Handling errors

Provide clear, actionable guidance when problems occur during checkout or payment processing, so people can resolve problems quickly and complete their transaction.

Data validation

Your app or website can respond to user input when the payment sheet appears, when people change certain field values on the payment sheet, and after they authenticate the transaction. Use these opportunities to check for data entry problems and to provide clear and consistent messaging.

When data is invalid, system-provided error messaging calls attention to relevant fields on the payment sheet. People can choose a field to view additional details and resolve the problem. Provide customized error messages for the detail view that appears when people choose a problematic field.

For developer guidance, see PKPaymentAuthorizationViewControllerDelegate (iOS, watchOS) and Apple Pay on the web (web).

NOTE For privacy reasons, your app or website has limited access to data until people attempt to authorize a transaction. Prior to authorization, only the card type and a redacted shipping address are accessible. It’s critical to display errors when authorization fails, but to the extent possible, your app should also attempt to validate available information and report problems before authorization.

Avoid forcing compliance with your business logic. Design a data validation process that’s intelligent enough to ignore irrelevant data and infer missing data whenever possible. For example, if your app requires a five-digit zip code but someone enters a Zip+4 code, ignore the additional digits rather than asking for a correction. Let people enter phone numbers in multiple formats — such as with and without dashes, and with and without a country code — without producing an error.

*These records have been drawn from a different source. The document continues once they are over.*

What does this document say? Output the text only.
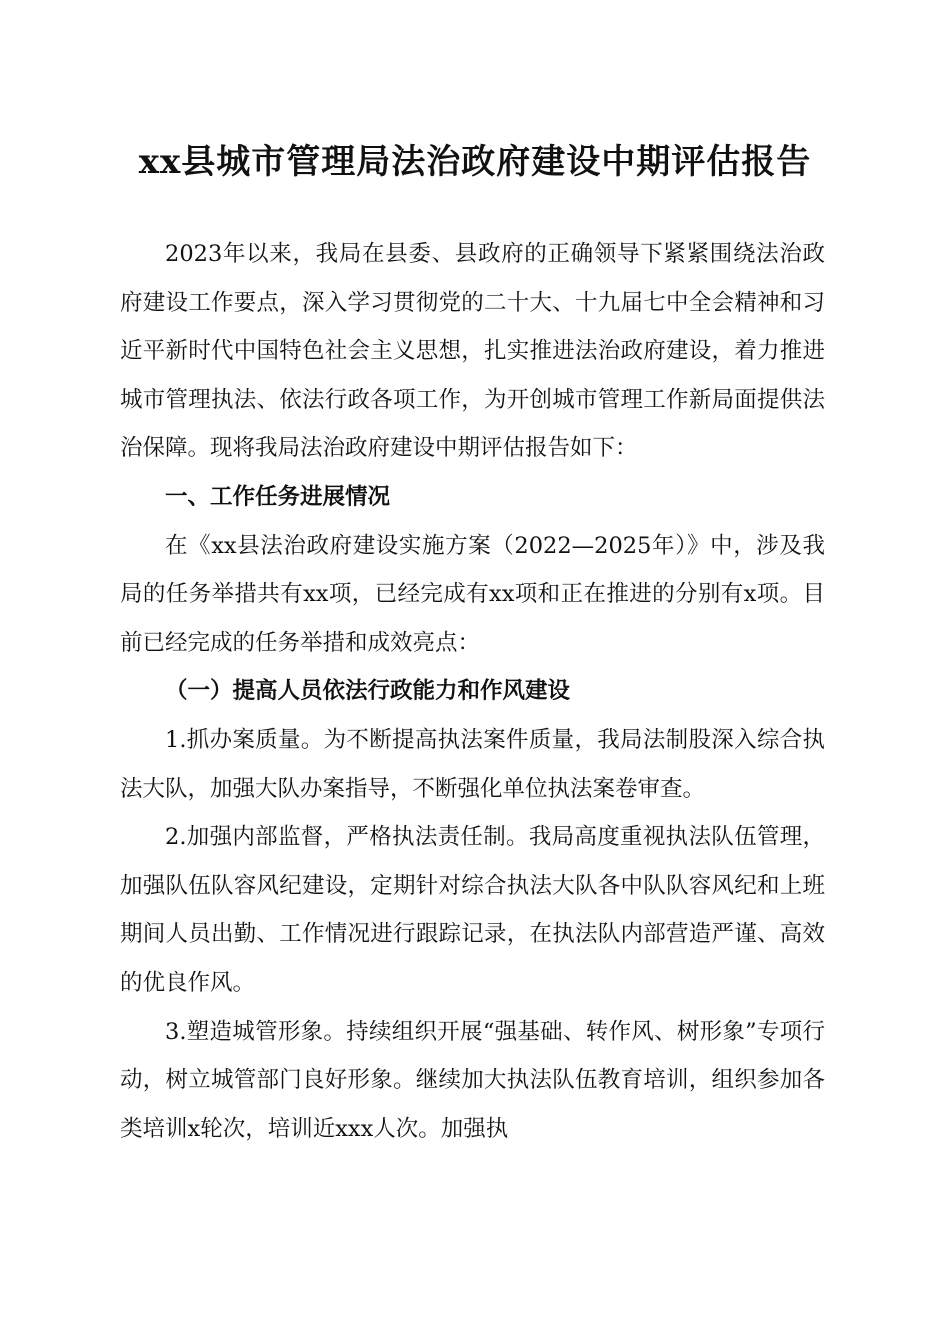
xx县城市管理局法治政府建设中期评估报告

2023年以来，我局在县委、县政府的正确领导下紧紧围绕法治政府建设工作要点，深入学习贯彻党的二十大、十九届七中全会精神和习近平新时代中国特色社会主义思想，扎实推进法治政府建设，着力推进城市管理执法、依法行政各项工作，为开创城市管理工作新局面提供法治保障。现将我局法治政府建设中期评估报告如下：

一、工作任务进展情况

在《xx县法治政府建设实施方案（2022—2025年）》中，涉及我局的任务举措共有xx项，已经完成有xx项和正在推进的分别有x项。目前已经完成的任务举措和成效亮点：

（一）提高人员依法行政能力和作风建设

1.抓办案质量。为不断提高执法案件质量，我局法制股深入综合执法大队，加强大队办案指导，不断强化单位执法案卷审查。

2.加强内部监督，严格执法责任制。我局高度重视执法队伍管理，加强队伍队容风纪建设，定期针对综合执法大队各中队队容风纪和上班期间人员出勤、工作情况进行跟踪记录，在执法队内部营造严谨、高效的优良作风。

3.塑造城管形象。持续组织开展“强基础、转作风、树形象”专项行动，树立城管部门良好形象。继续加大执法队伍教育培训，组织参加各类培训x轮次，培训近xxx人次。加强执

Provide accurate status reporting to the system. When a problem occurs, it’s essential that your app or website accurately indicate the type of problem so the system can show the most relevant error message on the payment sheet. This is done by accompanying your custom error message with the correct status code. For developer guidance, see PKPaymentError (iOS, watchOS) and Apple Pay status codes (web).

Succinctly and specifically describe the problem when data is invalid or incorrectly formatted. Reference the relevant field and indicate exactly what’s expected. For example, if people enter an invalid zip code, instead of showing “Address is invalid”, show a specific message like “Zip code doesn’t match city”. If the shipping address is unserviceable, indicate why with a message like “Shipping not available for this state”. Use noun phrases with sentence-style capitalization and no ending punctuation. Aim to keep messages at 128 characters or fewer to avoid truncation.

Payment processing

Handle interruptions correctly. A user-driven event like a cancellation or a system-driven event like a timeout could cause an interruption in the payment flow, resulting in the payment sheet being dismissed. When such an event occurs, you must cancel any in-progress payment. After the payment sheet dismisses, people can restart the process by choosing the Apple Pay button again. For developer guidance, see PKPaymentAuthorizationViewControllerDelegate (iOS, watchOS) and oncancel (web).